# Group cohomology vs. topological cohomology in the case of non-trivial action

When A is an abelian group with trivial G-action (G being a discrete group) we get that Hn(G,A)≅Hn(BG,A). Is there a similar connection between group cohomology and topological cohomology if A is a non-trivial ℤG-module? What can we say in that case?

• See Hatcher's "Algebraic Topology", the section on Local Coefficients. – Steve D Feb 18 '10 at 16:56
• Helpful stuff on this question in Mike Shulman's answer here: mathoverflow.net/questions/2390/… – Hunter Brooks Feb 18 '10 at 19:36

This is an example of twisted cohomology. In general, for a generalized cohomology theory (spectrum) E and a space X you can talk about E-twists over X. This is a certain structure on X. Given a particular twist $\tau$, you can then form the $\tau$-twisted cohomology $E^\tau(X)$. This was the subject of a recent ArXiv paper by Ando-Blumberg-Gepner. One way to think of this is that E-cohomology of X is naturally graded by the E-twists. (This viewpoint is especially when E is an $E_\infty$-ring spectrum, in which case twists can be added and there is a cup product-type formula).

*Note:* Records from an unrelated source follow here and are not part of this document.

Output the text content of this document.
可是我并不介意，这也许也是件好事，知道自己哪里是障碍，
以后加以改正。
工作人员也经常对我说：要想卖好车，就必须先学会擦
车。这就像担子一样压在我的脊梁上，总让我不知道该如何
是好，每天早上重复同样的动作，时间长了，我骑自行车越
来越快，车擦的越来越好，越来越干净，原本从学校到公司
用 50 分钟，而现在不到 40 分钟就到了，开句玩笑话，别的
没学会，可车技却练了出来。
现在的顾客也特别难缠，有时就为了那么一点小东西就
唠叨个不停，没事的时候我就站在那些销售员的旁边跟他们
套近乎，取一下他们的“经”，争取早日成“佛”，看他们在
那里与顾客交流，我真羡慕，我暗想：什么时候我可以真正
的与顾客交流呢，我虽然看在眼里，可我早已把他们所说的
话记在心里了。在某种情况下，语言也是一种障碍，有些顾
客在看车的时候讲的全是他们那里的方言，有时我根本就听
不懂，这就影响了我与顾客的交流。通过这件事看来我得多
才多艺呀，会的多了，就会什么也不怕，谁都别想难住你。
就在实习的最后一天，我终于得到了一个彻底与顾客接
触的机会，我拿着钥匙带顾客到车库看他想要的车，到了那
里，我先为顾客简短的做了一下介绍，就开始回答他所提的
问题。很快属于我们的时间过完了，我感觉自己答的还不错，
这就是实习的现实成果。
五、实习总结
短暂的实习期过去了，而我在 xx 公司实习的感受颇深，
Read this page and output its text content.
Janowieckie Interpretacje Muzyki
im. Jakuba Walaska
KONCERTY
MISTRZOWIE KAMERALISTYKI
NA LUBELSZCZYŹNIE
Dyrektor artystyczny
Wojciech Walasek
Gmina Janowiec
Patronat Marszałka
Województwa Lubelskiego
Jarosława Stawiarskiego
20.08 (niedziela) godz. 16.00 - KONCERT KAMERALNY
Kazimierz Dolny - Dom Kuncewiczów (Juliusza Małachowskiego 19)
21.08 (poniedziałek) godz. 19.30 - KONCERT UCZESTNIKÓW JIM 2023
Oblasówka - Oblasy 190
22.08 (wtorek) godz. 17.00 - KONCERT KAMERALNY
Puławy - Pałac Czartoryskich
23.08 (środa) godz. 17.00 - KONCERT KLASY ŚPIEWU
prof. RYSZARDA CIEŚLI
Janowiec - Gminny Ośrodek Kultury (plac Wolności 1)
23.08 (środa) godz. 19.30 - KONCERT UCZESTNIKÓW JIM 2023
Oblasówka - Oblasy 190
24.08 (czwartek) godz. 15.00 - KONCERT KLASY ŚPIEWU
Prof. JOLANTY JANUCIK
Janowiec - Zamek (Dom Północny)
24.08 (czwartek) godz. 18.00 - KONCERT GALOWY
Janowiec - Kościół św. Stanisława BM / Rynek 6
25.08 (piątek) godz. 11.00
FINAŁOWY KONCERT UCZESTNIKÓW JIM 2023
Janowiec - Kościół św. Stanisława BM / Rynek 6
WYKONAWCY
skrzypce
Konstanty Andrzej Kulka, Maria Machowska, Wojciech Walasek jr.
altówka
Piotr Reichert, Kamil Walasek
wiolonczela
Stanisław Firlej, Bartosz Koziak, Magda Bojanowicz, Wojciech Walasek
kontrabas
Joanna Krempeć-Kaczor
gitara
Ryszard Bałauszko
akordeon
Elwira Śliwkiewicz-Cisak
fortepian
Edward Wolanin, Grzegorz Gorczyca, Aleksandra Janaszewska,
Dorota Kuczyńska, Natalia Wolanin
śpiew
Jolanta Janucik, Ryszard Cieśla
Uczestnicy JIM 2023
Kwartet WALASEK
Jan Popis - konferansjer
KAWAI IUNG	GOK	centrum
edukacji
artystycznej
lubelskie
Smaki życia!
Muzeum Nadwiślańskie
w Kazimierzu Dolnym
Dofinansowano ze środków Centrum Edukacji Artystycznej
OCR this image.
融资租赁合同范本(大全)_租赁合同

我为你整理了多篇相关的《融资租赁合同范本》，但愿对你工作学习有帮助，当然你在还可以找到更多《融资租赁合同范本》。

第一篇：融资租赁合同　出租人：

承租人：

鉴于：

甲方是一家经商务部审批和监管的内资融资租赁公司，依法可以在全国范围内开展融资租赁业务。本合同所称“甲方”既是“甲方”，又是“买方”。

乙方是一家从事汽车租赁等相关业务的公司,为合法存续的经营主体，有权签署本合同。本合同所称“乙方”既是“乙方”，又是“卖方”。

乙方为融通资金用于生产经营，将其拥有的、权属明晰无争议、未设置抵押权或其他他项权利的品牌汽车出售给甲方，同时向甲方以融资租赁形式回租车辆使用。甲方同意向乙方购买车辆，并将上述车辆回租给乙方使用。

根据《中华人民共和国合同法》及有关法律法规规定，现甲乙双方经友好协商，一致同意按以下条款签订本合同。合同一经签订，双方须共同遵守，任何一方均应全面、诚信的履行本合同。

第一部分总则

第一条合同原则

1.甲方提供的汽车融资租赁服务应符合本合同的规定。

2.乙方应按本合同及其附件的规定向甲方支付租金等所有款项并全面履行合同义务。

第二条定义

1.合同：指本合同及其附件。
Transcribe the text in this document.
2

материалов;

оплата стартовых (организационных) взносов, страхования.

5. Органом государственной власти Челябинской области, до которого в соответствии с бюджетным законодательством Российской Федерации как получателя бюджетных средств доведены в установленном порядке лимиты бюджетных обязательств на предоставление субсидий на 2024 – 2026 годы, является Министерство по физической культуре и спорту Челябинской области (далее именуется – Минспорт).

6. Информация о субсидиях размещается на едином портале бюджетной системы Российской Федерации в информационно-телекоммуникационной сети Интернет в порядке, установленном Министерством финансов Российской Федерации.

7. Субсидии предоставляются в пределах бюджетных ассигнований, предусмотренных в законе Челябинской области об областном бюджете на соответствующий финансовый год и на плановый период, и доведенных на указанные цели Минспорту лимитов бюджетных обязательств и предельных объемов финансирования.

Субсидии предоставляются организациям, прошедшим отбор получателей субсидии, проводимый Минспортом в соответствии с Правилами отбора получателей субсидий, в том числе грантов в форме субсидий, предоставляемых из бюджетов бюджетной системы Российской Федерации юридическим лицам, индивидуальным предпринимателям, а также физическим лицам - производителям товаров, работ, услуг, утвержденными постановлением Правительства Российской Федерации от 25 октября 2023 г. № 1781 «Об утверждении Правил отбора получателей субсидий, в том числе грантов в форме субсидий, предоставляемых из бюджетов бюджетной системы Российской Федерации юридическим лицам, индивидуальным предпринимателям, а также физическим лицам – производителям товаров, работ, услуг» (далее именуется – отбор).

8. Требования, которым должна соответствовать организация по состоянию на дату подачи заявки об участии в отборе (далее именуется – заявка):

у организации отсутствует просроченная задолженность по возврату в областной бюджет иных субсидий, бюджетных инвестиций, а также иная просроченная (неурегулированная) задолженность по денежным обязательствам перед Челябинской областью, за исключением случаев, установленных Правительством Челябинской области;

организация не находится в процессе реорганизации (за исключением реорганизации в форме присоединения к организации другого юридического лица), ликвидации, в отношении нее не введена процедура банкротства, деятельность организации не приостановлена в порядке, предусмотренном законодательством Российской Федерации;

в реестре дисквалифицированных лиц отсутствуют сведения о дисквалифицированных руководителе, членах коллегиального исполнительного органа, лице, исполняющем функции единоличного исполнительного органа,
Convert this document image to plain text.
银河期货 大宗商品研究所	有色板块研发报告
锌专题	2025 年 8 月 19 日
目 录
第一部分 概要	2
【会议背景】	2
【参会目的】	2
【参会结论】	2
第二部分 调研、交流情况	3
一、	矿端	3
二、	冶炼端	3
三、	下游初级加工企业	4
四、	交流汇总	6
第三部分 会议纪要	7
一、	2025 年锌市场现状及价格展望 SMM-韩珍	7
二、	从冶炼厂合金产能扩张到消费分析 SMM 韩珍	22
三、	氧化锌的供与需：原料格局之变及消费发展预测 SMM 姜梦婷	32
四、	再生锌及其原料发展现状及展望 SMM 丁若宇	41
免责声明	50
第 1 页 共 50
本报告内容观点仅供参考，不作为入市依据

In the case of ordinary cohomology, a twist reduces to a local system on X. A local system is the same thing as a functor from the fundamental groupoid of X to the category of abelian groups. This can equivalently be thought of as a locally constant sheaf of abelian groups on X, connecting up with Sammy Black's answer. For more general types of cohomology, these don't correspond to sheaves in the usual sense. If you allow "sheaves of spectra" you can get this work, but that is a difficult and long story.

In the case that $X = BG$ (with G discrete), then the fundamental groupoid of X is equivalent to the category G, i.e. the category with a single object with automorphisms the group G. Then a local system, i.e. a functor $G \to Ab$ is exactly the same as a G-module. Then the twisted cohomology of $BG$ with this twist is exactly the group cohomology of G with values in the module. There is also a similar homology story.

You have to introduce the language of sheaves. Then, the coefficients can be described succinctly as a locally constant sheaf.

Alternatively, you can view the coefficient system as a bundle over your space $BG$ with $A$ fibers. Locally, the coefficients behave as if the $G$-action were trivial, but if one considers a loop that represents a nontrivial element of $\pi_1(BG) = G$, monodromy comes into play.

For any space $X$ with $\pi_1X=G$ and any $ZG$ module $A$, define $C_*(X;A)$ to be $C_*(\tilde{X})\otimes_{ZG}A$ and define $C^* (X;A)$ to be $Hom_{ZG}(C_*(\tilde{X}),A)$, where $C_*(\tilde{X})$ is the
(cellular, or singular) chain complex of the universal cover of $X$ viewed as a free $ZG$ complex. (supressing notation involving left v.right action). Then take co/homology. It makes no difference whether the action is trivial or not. If $A$ has a trivial action, then $C_*(\tilde{X})\otimes_{ZG}A=C_*(X)\otimes A$ and $Hom_{ZG}(C_*(\tilde{X}),A)=Hom(C_*(X),A)$. Taking $X=BG$ answers your question, assuming you like topology and define group homology in terms of $BG$

If you prefer to start with an algebraic definition of group cohomology (eg bar construction) then you need some argument that relates the algebra to a cell structure for $BG$: but you need this argument whether or not your coefficients are twisted.